An accused has a right to keep quite and allow the prosecution to prove the case. He may or may not answer the questions put to him by the Court. If he chooses to appear as defence evidence, he has an opportunity to appear under section 315 Cr.P.C. as a defence witness, and in such case he will be a competent
witness. His absence, however, to appear as a defence witness will not prejudice him in trial in any manner. Section 315 Cr.P.C. makes the accused a competent witness to defend himself. His failure to appear will not be treated as a circumstance against him to prove the case. In the present case Shyam Sunder has pleaded alibi and that his alibi will be examined by the trial judge. The fact that Subhash Chandra wanted to say something in his defence and his statement was sought to be relied upon by Shyam Sunder, the other co-accused to show that the prosecution case is false, does not give Shyam Sunder a aright to challenge the order. Section 311 Cr. P.C. give powers to the Court to summon any person as a witness or examine any person in attendance though not summoned as a witness or recalled and re-examine any person already examined to prevent failure of justice. This power may not be extended to give a right to the accused under Section 315 Cr.P.C. to apply for examining him in defence at any stage even if he is not a material witness or is seeking to prove the alibi of other accused. The competence of the co-accused to appear as a defence witness under section 315 Cr.P.C. is not to be treated as a right to file application under Section 315 Cr.P.C. compelling the Court to allow him to appear as a witness if the trial court is of the opinion that the application has been made only to delay the trial.

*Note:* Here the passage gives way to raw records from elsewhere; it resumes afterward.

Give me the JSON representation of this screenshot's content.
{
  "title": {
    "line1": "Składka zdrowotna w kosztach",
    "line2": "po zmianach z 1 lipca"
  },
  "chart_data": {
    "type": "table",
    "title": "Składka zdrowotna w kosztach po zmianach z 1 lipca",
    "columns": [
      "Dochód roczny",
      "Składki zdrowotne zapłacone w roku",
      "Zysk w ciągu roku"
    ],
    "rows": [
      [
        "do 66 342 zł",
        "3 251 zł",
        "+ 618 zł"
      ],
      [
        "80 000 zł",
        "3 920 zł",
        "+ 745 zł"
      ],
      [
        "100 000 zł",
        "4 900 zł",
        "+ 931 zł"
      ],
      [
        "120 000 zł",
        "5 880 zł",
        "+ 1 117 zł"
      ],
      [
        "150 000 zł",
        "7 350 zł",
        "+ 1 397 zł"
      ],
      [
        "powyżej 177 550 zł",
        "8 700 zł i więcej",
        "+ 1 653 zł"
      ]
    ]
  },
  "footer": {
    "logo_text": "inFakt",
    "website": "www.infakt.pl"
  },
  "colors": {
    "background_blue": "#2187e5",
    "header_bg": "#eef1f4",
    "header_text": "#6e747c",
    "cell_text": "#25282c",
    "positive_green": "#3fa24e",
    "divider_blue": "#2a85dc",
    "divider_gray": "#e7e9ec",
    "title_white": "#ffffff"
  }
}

Section 315(1) Cr.P.C. correspondent to Section 342-A, Cr.P.C. of the old code and is similar in terms except that the word "or" occurring at the end of Clause-A of the proviso to Section 342-A has been omitted. It was introduced in the Code of 1898 by the Code of Criminal Procedure (Amendment) Act of 1955. Before this amendment accused was not allowed to enter witness box and give evidence in his defence except in cases provided under Section 240(2) (old). The accused could be called as a witness only on his own request in writing. The trial judge is not obliged to explain the accused regarding his right to examine himself as a defence witness nor can he
compel him to give evidence in disproof of the charge. The competency of one of the accused and his application to appear as a witness cannot be taken as a ground by the other co-accused for staying the trial.
The applicant before this Court did not make any application to appear as a defence witness. He is only seeking to rely on the evidence of other co-accused to be allowed to appear as defence witness. The record shows that the applicant did not plead the nature of evidence which Subhash Chandra wanted to produce as a defence witness on the basis of which the Court may form an opinion that in order to arrive at a just decision that Subhash Chandra must be examined. The trial court did not commit any such error which may require interference of this Court, at this stage.
The Criminal Misc. Application is rejected.